Como os dados estão mudando a política e influenciando eleições

Como os dados estão mudando a política e influenciando eleições

A política ainda é sobre ideias?

Durante muito tempo, as pessoas compreenderam a política como um espaço de convencimento. Candidatos apresentavam propostas, disputavam narrativas e buscavam persuadir o maior número possível de pessoas. Mesmo quando manipulavam, ainda atuavam nesse plano. Convencer significava argumentar, ainda que de forma estratégica.

No entanto, esse modelo perde centralidade quando percebemos que a disputa já não se limita ao conteúdo do que é dito. A disputa passa a envolver, de forma cada vez mais decisiva, o ambiente em que esse conteúdo circula. Essa mudança altera o ponto de partida da análise. Em vez de perguntar apenas quem fala melhor, precisamos observar quem consegue aparecer, quem consegue se repetir e quem consegue se tornar familiar. Nesse nível, a política deixa de se organizar apenas como confronto de posições e passa a funcionar como disputa por visibilidade.

Essa mudança não é trivial. Pierre Bourdieu argumenta que o poder simbólico não se exerce apenas pela imposição direta, mas pela capacidade de definir o que pode ser percebido como legítimo. Isso significa que, antes mesmo de alguém aceitar ou rejeitar uma ideia, essa ideia precisa existir como possibilidade dentro do campo do visível. Quando certos temas dominam o espaço público enquanto outros permanecem marginais, a disputa política já se encontra parcialmente estruturada.

Diante disso, a pergunta inicial se torna mais precisa. A política ainda acontece no debate público ou ela passou a operar no nível que organiza esse próprio debate? A resposta a essa pergunta redefine o que entendemos por poder político no presente.

O que os dados fazem na política?

Se a política passa a depender das condições de circulação da informação, o papel dos dados se torna central. Mas em que medida eles servem apenas para conhecer o eleitor ou já operam como instrumentos de previsão e influência de comportamento? A resposta mais comum tende a enfatizar o primeiro aspecto, como se o uso de dados fosse apenas uma forma mais sofisticada de segmentação de público. Essa leitura, embora não esteja errada, é insuficiente.

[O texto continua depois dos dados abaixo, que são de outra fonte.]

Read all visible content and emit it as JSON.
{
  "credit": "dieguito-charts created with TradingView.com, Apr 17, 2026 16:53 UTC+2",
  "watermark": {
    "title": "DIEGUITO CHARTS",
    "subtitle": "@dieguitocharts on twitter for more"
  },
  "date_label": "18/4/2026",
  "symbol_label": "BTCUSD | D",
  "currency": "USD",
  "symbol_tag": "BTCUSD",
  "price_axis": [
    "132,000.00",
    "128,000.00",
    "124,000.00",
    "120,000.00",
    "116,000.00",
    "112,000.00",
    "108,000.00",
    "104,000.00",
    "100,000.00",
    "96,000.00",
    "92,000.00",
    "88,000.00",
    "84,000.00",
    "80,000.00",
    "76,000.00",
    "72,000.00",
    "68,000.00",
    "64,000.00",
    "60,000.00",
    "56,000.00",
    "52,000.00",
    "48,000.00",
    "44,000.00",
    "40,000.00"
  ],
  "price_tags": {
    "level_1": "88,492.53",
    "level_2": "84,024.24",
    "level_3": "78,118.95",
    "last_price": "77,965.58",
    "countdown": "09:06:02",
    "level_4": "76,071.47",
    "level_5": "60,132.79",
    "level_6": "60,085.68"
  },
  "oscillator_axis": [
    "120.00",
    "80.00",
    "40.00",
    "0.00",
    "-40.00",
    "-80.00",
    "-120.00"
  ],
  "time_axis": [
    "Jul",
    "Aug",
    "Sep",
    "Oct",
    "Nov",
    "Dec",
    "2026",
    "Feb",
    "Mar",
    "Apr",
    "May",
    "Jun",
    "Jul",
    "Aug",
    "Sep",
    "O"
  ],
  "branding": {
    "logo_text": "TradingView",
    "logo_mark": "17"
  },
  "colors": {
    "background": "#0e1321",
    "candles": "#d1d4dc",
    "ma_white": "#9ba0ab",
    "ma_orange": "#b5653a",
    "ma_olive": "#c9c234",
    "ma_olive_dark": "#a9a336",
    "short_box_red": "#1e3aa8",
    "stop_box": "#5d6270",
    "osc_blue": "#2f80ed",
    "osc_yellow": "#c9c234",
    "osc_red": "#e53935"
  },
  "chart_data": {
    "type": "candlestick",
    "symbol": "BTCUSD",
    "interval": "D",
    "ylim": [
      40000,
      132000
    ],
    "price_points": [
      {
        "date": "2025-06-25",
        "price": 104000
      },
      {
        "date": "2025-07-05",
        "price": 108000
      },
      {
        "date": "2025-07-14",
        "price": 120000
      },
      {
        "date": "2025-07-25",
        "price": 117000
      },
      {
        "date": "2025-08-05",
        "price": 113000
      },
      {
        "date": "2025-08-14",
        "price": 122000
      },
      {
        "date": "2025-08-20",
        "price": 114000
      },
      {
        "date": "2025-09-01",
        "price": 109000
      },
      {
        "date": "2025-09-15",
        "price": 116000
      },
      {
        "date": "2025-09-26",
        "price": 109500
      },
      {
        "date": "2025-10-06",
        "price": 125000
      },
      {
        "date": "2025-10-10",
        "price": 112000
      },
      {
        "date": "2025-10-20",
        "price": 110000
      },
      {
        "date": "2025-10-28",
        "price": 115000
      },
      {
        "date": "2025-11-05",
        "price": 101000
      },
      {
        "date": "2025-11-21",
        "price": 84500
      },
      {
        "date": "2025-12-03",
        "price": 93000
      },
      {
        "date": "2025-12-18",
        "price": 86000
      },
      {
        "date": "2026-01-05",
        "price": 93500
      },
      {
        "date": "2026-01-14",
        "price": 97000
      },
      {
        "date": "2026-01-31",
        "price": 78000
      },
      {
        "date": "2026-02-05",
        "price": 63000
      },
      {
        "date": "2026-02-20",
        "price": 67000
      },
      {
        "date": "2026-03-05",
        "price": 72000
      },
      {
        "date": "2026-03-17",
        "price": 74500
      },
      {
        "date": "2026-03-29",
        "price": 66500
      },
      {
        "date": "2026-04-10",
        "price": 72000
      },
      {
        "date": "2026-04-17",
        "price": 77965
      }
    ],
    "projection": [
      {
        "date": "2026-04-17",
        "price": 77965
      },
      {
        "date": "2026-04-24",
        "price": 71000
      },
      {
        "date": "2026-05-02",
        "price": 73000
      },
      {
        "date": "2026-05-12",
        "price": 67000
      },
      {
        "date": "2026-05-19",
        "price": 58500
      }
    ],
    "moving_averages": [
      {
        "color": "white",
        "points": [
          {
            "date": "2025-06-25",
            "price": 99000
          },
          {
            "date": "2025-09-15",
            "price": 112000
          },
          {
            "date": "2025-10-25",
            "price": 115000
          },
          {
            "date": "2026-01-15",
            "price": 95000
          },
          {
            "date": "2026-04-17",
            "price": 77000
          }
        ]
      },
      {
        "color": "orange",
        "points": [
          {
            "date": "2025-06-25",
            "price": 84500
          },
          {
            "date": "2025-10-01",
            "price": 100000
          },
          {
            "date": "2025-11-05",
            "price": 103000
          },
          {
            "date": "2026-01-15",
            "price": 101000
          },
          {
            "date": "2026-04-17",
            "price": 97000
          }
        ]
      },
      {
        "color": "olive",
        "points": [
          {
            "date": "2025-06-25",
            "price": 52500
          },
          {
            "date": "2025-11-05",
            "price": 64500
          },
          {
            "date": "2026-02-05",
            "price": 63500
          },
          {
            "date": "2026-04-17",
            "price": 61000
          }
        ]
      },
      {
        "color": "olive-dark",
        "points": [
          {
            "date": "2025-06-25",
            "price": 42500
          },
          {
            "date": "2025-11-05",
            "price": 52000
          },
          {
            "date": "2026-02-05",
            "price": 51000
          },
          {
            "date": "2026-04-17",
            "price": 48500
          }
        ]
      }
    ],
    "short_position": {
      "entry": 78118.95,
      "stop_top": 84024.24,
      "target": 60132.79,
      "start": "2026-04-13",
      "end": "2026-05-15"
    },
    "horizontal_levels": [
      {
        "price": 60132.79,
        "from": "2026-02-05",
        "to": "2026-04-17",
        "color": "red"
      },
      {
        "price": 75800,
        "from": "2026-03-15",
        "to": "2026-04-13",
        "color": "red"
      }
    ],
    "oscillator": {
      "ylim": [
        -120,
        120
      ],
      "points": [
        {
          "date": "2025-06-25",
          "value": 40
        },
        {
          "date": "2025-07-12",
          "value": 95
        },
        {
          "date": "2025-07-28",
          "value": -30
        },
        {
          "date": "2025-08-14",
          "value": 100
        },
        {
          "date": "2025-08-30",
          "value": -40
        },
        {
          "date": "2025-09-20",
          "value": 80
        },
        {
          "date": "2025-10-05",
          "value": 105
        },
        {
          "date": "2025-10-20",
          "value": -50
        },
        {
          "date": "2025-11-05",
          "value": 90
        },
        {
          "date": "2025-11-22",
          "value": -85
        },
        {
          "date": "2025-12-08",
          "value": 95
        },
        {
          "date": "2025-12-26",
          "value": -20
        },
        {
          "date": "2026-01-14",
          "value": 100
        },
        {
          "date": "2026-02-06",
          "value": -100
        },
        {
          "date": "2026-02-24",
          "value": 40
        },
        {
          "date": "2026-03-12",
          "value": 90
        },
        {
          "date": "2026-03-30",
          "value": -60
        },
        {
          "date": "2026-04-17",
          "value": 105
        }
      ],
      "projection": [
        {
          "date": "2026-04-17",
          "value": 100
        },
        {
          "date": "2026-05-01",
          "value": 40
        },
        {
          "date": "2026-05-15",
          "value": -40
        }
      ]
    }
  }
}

Os dados não apenas descrevem preferências. Eles permitem identificar padrões e, a partir deles, estimar comportamentos futuros. Isso desloca a política de um campo predominantemente discursivo para um campo cada vez mais operacional. Se é possível prever quais conteúdos geram mais engajamento e quais temas mobilizam determinados grupos, campanhas deixam de depender exclusivamente da força de um argumento e passam a ajustar continuamente suas estratégias.

Esse processo aproxima a política de uma lógica já consolidada no mercado digital, baseada em testes, variações e otimização constante. O objetivo não é apenas convencer, mas maximizar impacto. Nesse cenário, a mensagem deixa de ser fixa e passa a ser adaptável. Uma mesma campanha pode sustentar diferentes versões de si mesma, ajustadas a públicos distintos, sem que esses públicos tenham necessariamente contato entre si.

Isso levanta uma questão relevante. Se a comunicação política se fragmenta dessa forma, ainda é possível falar em um espaço público compartilhado?

Ainda existe um espaço comum?

A ideia de esfera pública, tal como formulada por Jürgen Habermas, pressupõe um espaço de circulação de argumentos onde diferentes posições podem ser confrontadas. Esse modelo depende de um elemento fundamental: a existência de um horizonte minimamente comum de referências. As pessoas podem discordar, mas partem de um mesmo conjunto de informações ou, pelo menos, de um campo de visibilidade compartilhado.

A lógica de dados aplicada à política tensiona esse pressuposto. O caso da Cambridge Analytica tornou visível um método que já vinha sendo utilizado: a microsegmentação de mensagens políticas com base em perfis comportamentais. O problema central não é apenas o uso indevido de dados, mas o efeito estrutural desse tipo de estratégia.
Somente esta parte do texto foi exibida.